In the last century, the Great Solvers went to work on a national and
global game of human chess. They called this game by various names, The
New Deal, the New Frontier, Hope and Change, or, most commonly, Social
Justice. The real name of the game is "There Ain't No More Middle
Ground". Either you are a New Dealer, a New Frontierer, a Hope and
Changer, a Tolerator, a Liberal, a Donor, an Activist and an Organizer--
or you are on the wrong side.
You might think that you are standing in the great moderate middle, the
open-minded frontier of the old America, but the frontier and ground are
gone. There is only Problemtown and Solutionville and the bulldozers
are coming to knock down Problemtown and deport its residents to
Solutionville.
ObamaCare is the bus to Solutionville. It is the problem that is "You"

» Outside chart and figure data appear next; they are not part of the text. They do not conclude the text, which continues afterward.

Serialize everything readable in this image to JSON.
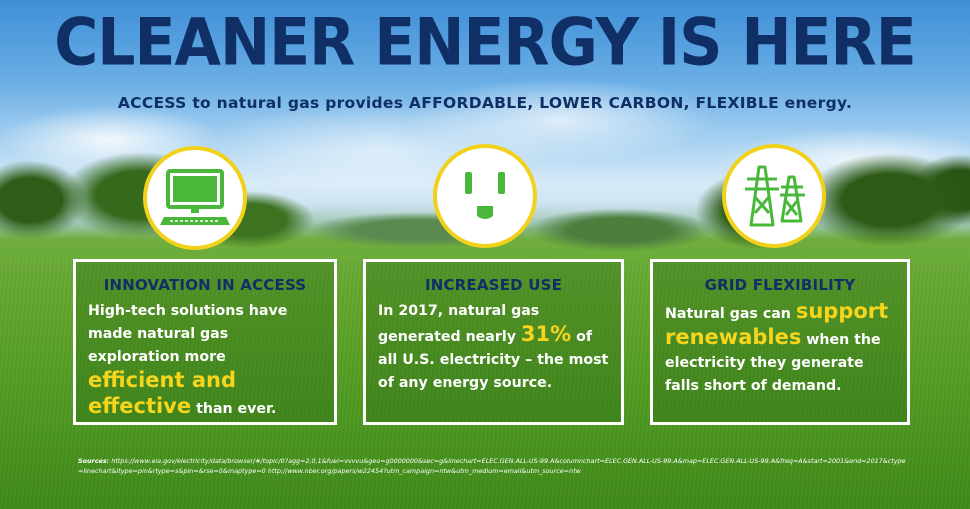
{
  "header": {
    "title": "CLEANER ENERGY IS HERE",
    "subtitle": "ACCESS to natural gas provides AFFORDABLE, LOWER CARBON, FLEXIBLE energy."
  },
  "colors": {
    "headline": "#0f2f66",
    "icon_green": "#49b83a",
    "highlight_yellow": "#f7d51b",
    "icon_ring": "#f2d11b"
  },
  "cards": [
    {
      "icon": "computer-icon",
      "title": "INNOVATION IN ACCESS",
      "body_part1": "High-tech solutions have made natural gas exploration more ",
      "highlight": "efficient and effective",
      "body_part2": " than ever."
    },
    {
      "icon": "electrical-outlet-icon",
      "title": "INCREASED USE",
      "body_part1": "In 2017, natural gas generated nearly ",
      "highlight": "31%",
      "body_part2": " of all U.S. electricity – the most of any energy source."
    },
    {
      "icon": "power-tower-icon",
      "title": "GRID FLEXIBILITY",
      "body_part1": "Natural gas can ",
      "highlight": "support renewables",
      "body_part2": " when the electricity they generate falls short of demand."
    }
  ],
  "sources": {
    "label": "Sources:",
    "text": "https://www.eia.gov/electricity/data/browser/#/topic/0?agg=2,0,1&fuel=vvvvu&geo=g0000000&sec=g&linechart=ELEC.GEN.ALL-US-99.A&columnchart=ELEC.GEN.ALL-US-99.A&map=ELEC.GEN.ALL-US-99.A&freq=A&start=2001&end=2017&ctype=linechart&ltype=pin&rtype=s&pin=&rse=0&maptype=0 http://www.nber.org/papers/w22454?utm_campaign=ntw&utm_medium=email&utm_source=ntw"
  }
}
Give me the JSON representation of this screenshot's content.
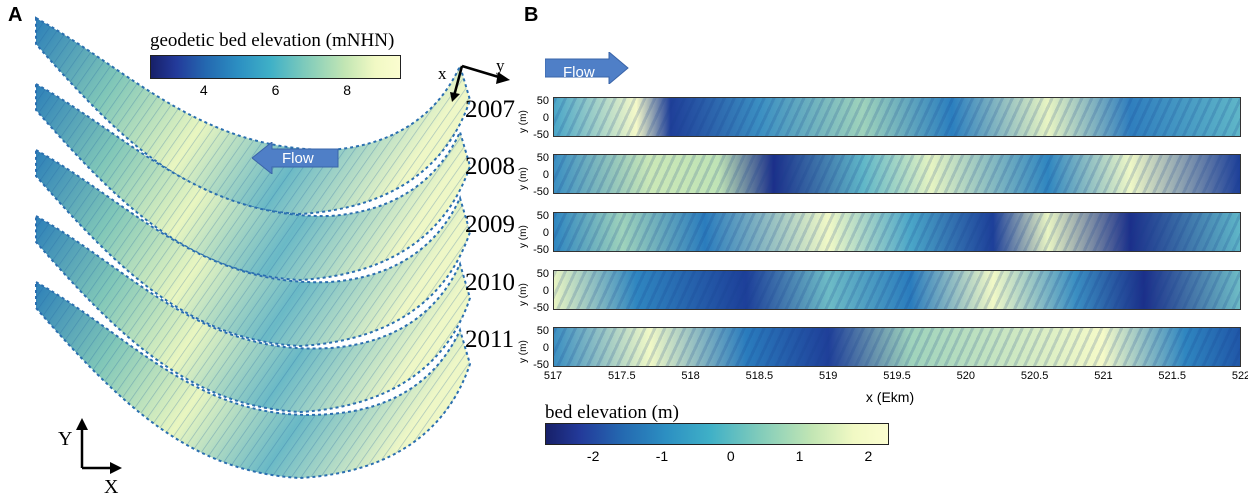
{
  "panel_a": {
    "label": "A",
    "colorbar": {
      "title": "geodetic bed elevation (mNHN)",
      "ticks": [
        "4",
        "6",
        "8"
      ],
      "min": 2.5,
      "max": 9.5,
      "tick_values": [
        4,
        6,
        8
      ]
    },
    "flow_label": "Flow",
    "local_axes": {
      "x": "x",
      "y": "y"
    },
    "global_axes": {
      "x": "X",
      "y": "Y"
    }
  },
  "panel_b": {
    "label": "B",
    "flow_label": "Flow",
    "years": [
      "2007",
      "2008",
      "2009",
      "2010",
      "2011"
    ],
    "y_axis_label": "y (m)",
    "y_ticks": [
      "50",
      "0",
      "-50"
    ],
    "x_ticks": [
      "517",
      "517.5",
      "518",
      "518.5",
      "519",
      "519.5",
      "520",
      "520.5",
      "521",
      "521.5",
      "522"
    ],
    "x_axis_label": "x (Ekm)",
    "x_range": [
      517,
      522
    ],
    "y_range": [
      -50,
      50
    ],
    "colorbar": {
      "title": "bed elevation (m)",
      "ticks": [
        "-2",
        "-1",
        "0",
        "1",
        "2"
      ],
      "min": -2.7,
      "max": 2.3,
      "tick_values": [
        -2,
        -1,
        0,
        1,
        2
      ]
    }
  },
  "colors": {
    "dark": "#1a237e",
    "mid": "#2f86c0",
    "light": "#f8f8c6",
    "arrow": "#4f7fc7"
  }
}
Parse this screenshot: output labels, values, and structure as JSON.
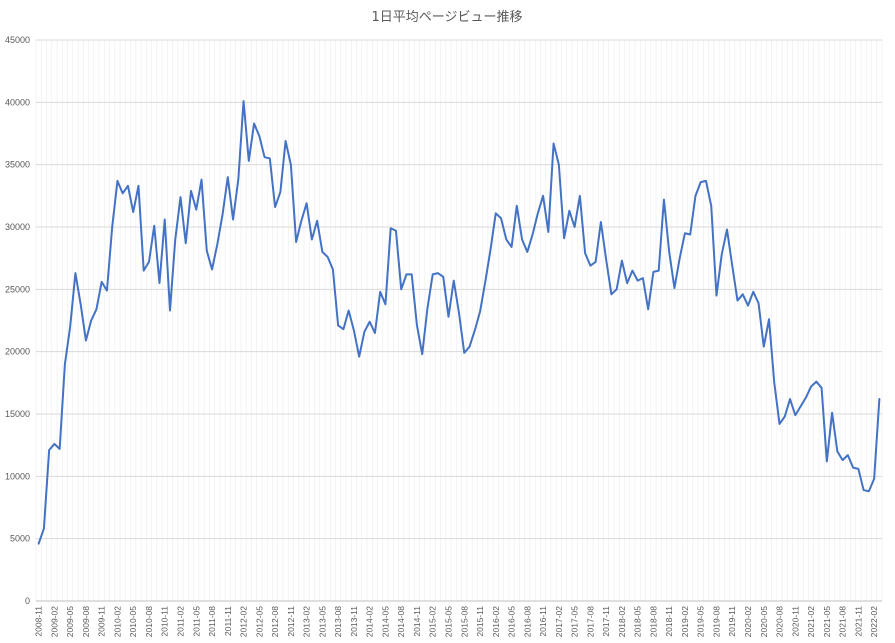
{
  "chart_data": {
    "type": "line",
    "title": "1日平均ページビュー推移",
    "xlabel": "",
    "ylabel": "",
    "ylim": [
      0,
      45000
    ],
    "yticks": [
      0,
      5000,
      10000,
      15000,
      20000,
      25000,
      30000,
      35000,
      40000,
      45000
    ],
    "grid": true,
    "legend": "none",
    "line_color": "#4472c4",
    "x_start": "2008-11",
    "x_end": "2022-02",
    "x_tick_labels": [
      "2008-11",
      "2009-02",
      "2009-05",
      "2009-08",
      "2009-11",
      "2010-02",
      "2010-05",
      "2010-08",
      "2010-11",
      "2011-02",
      "2011-05",
      "2011-08",
      "2011-11",
      "2012-02",
      "2012-05",
      "2012-08",
      "2012-11",
      "2013-02",
      "2013-05",
      "2013-08",
      "2013-11",
      "2014-02",
      "2014-05",
      "2014-08",
      "2014-11",
      "2015-02",
      "2015-05",
      "2015-08",
      "2015-11",
      "2016-02",
      "2016-05",
      "2016-08",
      "2016-11",
      "2017-02",
      "2017-05",
      "2017-08",
      "2017-11",
      "2018-02",
      "2018-05",
      "2018-08",
      "2018-11",
      "2019-02",
      "2019-05",
      "2019-08",
      "2019-11",
      "2020-02",
      "2020-05",
      "2020-08",
      "2020-11",
      "2021-02",
      "2021-05",
      "2021-08",
      "2021-11",
      "2022-02"
    ],
    "series": [
      {
        "values": [
          4600,
          5800,
          12100,
          12600,
          12200,
          19000,
          22000,
          26300,
          23800,
          20900,
          22500,
          23400,
          25600,
          24900,
          30000,
          33700,
          32700,
          33300,
          31200,
          33300,
          26500,
          27200,
          30100,
          25500,
          30600,
          23300,
          29000,
          32400,
          28700,
          32900,
          31400,
          33800,
          28100,
          26600,
          28600,
          31000,
          34000,
          30600,
          33800,
          40100,
          35300,
          38300,
          37300,
          35600,
          35500,
          31600,
          32800,
          36900,
          35000,
          28800,
          30500,
          31900,
          29000,
          30500,
          28000,
          27600,
          26600,
          22100,
          21800,
          23300,
          21700,
          19600,
          21600,
          22400,
          21500,
          24800,
          23800,
          29900,
          29700,
          25000,
          26200,
          26200,
          22100,
          19800,
          23500,
          26200,
          26300,
          26000,
          22800,
          25700,
          23100,
          19900,
          20400,
          21700,
          23200,
          25600,
          28200,
          31100,
          30700,
          29000,
          28400,
          31700,
          29000,
          28000,
          29400,
          31100,
          32500,
          29600,
          36700,
          35000,
          29100,
          31300,
          30000,
          32500,
          27900,
          26900,
          27200,
          30400,
          27400,
          24600,
          25000,
          27300,
          25500,
          26500,
          25700,
          25900,
          23400,
          26400,
          26500,
          32200,
          28000,
          25100,
          27500,
          29500,
          29400,
          32500,
          33600,
          33700,
          31700,
          24500,
          27800,
          29800,
          26900,
          24100,
          24600,
          23700,
          24800,
          23900,
          20400,
          22600,
          17500,
          14200,
          14800,
          16200,
          14900,
          15600,
          16300,
          17200,
          17600,
          17100,
          11200,
          15100,
          12000,
          11300,
          11700,
          10700,
          10600,
          8900,
          8800,
          9800,
          16200
        ]
      }
    ]
  }
}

being solved in the same inept brute-force fashion in which the Great
Solvers solve everything, from Russian agriculture to European Union
democracy.
The problems are many, and the Solvers are impatient. There are too many
peasants, and weekends are too short, the golf courses are too crowded
and the numbers never add up. Each problem keeps needing to be solved
many times, but they have already moved on to the next problem and the
one after that in the great mass of problems that some people still call
America.
Too many Americans still wonder out loud what happened. When did this
stop being a free country? Then they finish pumping their gas, buy their
sodas, paying several taxes on each and completing a transaction for
two commodities whose production and distribution involve more laws than
the entire legal codes of Rome and Greece combined, and then drive
home, where they begin making notes for next year's taxes, while reading
how the latest laws will affect them.
On the television, an anchor with carefully molded hair and the grave
look of the career idiot who has learned to disguise this by always
appearing concerned about something, interviews an activist who is
proposing new regulations as the only responsible thing to do. "If you
aren't part of the solution," she says with equally grave sincerity,
"then you are part of the problem."
The American nods along because the proposal seems so reasonable. Who
doesn't want to do something for the children, the oceans, the
endangered red-banded shrub, the people somewhere who don't have
something and that sincere young woman who really seems passionate in a
way that few are anymore. Then he turns back to his desk, somewhere in
the great middle ground that once was, studies the tax forms again and
wonders when this stopped being a free country.